Comme pour étayer l'approche structuraliste à la Levi-Strauss, qui a lui-même toujours été intéressé et au fait des travaux mathématiques de son temps, le sous-continent que constitue la théorie des réseaux dans la théorie des graphes, a connu ces dernières années de formidables développements théoriques et pratiques. Parmi les explorateurs-découvreurs de cette faune mathématique encore inconnue il y a dix ans mentionnons des auteurs indispensables comme, par exemple, Duncan Watts et Steven Strogatz, Albert-Lászlo Barabási et Réka Albert, Stuart Kauffmann, Sergey Dorogovtsev, Mark Newman, ou encore Eric Bonabeau qui les premiers ont produit les taxinomies de ces espèces sauvages inédites que sont les scale-free networks, les small-world networks, ou le farouche et monumental Composant Géant du graphe aléatoire dont l'attachement préférentiel peut vous étouffer dans son étreinte !

 



Ce bestiaire combinatoire est la matière même de la dynamique structurante des réseaux sociaux.

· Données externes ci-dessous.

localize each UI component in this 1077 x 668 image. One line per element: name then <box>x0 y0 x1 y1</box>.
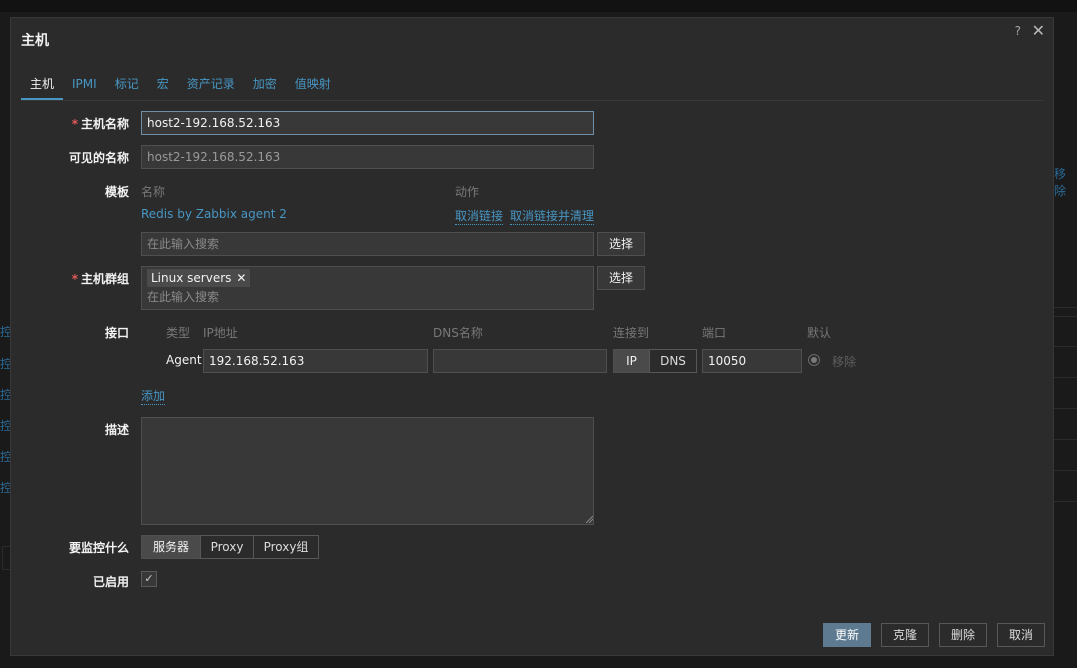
monitored-by-proxy[interactable]: Proxy <box>200 535 254 559</box>
required-asterisk: * <box>71 272 78 286</box>
interface-dns-input[interactable] <box>433 349 607 373</box>
description-textarea[interactable] <box>141 417 594 525</box>
required-asterisk: * <box>71 117 78 131</box>
host-name-label: * 主机名称 <box>71 117 129 131</box>
interface-ip-header: IP地址 <box>203 326 238 340</box>
tab-bar: 主机 IPMI 标记 宏 资产记录 加密 值映射 <box>21 76 340 100</box>
background-row-divider <box>1054 316 1077 317</box>
tab-ipmi[interactable]: IPMI <box>63 76 106 100</box>
host-dialog: 主机 ? ✕ 主机 IPMI 标记 宏 资产记录 加密 值映射 * 主机名称 ho… <box>10 17 1054 656</box>
templates-action-header: 动作 <box>455 185 480 199</box>
interface-type-header: 类型 <box>166 326 191 340</box>
interface-port-header: 端口 <box>702 326 727 340</box>
help-icon[interactable]: ? <box>1015 24 1021 38</box>
delete-button[interactable]: 删除 <box>939 623 987 647</box>
host-groups-multiselect[interactable]: Linux servers ✕ 在此输入搜索 <box>141 266 594 310</box>
cancel-button[interactable]: 取消 <box>997 623 1045 647</box>
templates-name-header: 名称 <box>141 185 166 199</box>
background-row-divider <box>1054 470 1077 471</box>
connect-ip-toggle[interactable]: IP <box>613 349 650 373</box>
templates-label: 模板 <box>104 185 129 199</box>
interface-ip-input[interactable]: 192.168.52.163 <box>203 349 428 373</box>
interface-type: Agent <box>166 353 202 367</box>
tab-macros[interactable]: 宏 <box>148 76 178 100</box>
visible-name-label: 可见的名称 <box>68 151 129 165</box>
tab-host[interactable]: 主机 <box>21 76 64 100</box>
interface-connect-header: 连接到 <box>613 326 650 340</box>
tab-tags[interactable]: 标记 <box>106 76 148 100</box>
add-interface-link[interactable]: 添加 <box>141 387 166 405</box>
host-groups-select-button[interactable]: 选择 <box>597 266 645 290</box>
background-row-divider <box>1054 408 1077 409</box>
interfaces-label: 接口 <box>104 326 129 340</box>
host-groups-search-input[interactable]: 在此输入搜索 <box>147 288 219 306</box>
clone-button[interactable]: 克隆 <box>881 623 929 647</box>
template-search-input[interactable]: 在此输入搜索 <box>141 232 594 256</box>
interface-remove-link: 移除 <box>832 355 857 369</box>
unlink-link[interactable]: 取消链接 <box>455 207 504 225</box>
interface-port-input[interactable]: 10050 <box>702 349 802 373</box>
connect-dns-toggle[interactable]: DNS <box>649 349 697 373</box>
description-label: 描述 <box>104 423 129 437</box>
tab-value-mapping[interactable]: 值映射 <box>286 76 340 100</box>
background-row-divider <box>1054 377 1077 378</box>
enabled-label: 已启用 <box>92 575 129 589</box>
host-group-chip: Linux servers ✕ <box>147 269 251 287</box>
tab-divider <box>21 100 1044 101</box>
background-remove-link: 移除 <box>1054 167 1067 198</box>
template-link[interactable]: Redis by Zabbix agent 2 <box>141 207 287 221</box>
host-groups-label: * 主机群组 <box>71 272 129 286</box>
enabled-checkbox[interactable]: ✓ <box>141 571 157 587</box>
interface-default-header: 默认 <box>807 326 832 340</box>
background-header <box>0 0 1077 12</box>
template-select-button[interactable]: 选择 <box>597 232 645 256</box>
unlink-and-clear-link[interactable]: 取消链接并清理 <box>510 207 595 225</box>
host-name-input[interactable]: host2-192.168.52.163 <box>141 111 594 135</box>
dialog-title: 主机 <box>21 33 49 49</box>
background-row-divider <box>1054 501 1077 502</box>
monitored-by-proxy-group[interactable]: Proxy组 <box>253 535 319 559</box>
interface-dns-header: DNS名称 <box>433 326 483 340</box>
background-row-divider <box>1054 439 1077 440</box>
close-icon[interactable]: ✕ <box>1032 21 1045 40</box>
background-row-divider <box>1054 307 1077 308</box>
tab-inventory[interactable]: 资产记录 <box>178 76 244 100</box>
update-button[interactable]: 更新 <box>823 623 871 647</box>
visible-name-input[interactable]: host2-192.168.52.163 <box>141 145 594 169</box>
monitored-by-server[interactable]: 服务器 <box>141 535 201 559</box>
monitored-by-label: 要监控什么 <box>68 541 129 555</box>
chip-remove-icon[interactable]: ✕ <box>236 271 246 285</box>
default-interface-radio[interactable] <box>808 354 820 366</box>
tab-encryption[interactable]: 加密 <box>244 76 286 100</box>
background-row-divider <box>1054 346 1077 347</box>
resize-handle-icon[interactable] <box>585 515 593 523</box>
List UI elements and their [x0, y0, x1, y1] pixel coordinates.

Il peut jouer le rôle démystificateur des réseaux sociaux, comme en leur temps les (plus simples) oppositions et permutations dévoilaient les structures analogues dans la comparaison des mythes menée par Levi-Strauss.

 



Dans un renversement remarquable, la pensée sauvage qui trouvait dans la Nature le jeu de construction de ses mythologies classificatrices du monde s'empare maintenant des abstractions culturelles du réseau social comme matériau de construction du monde numérique.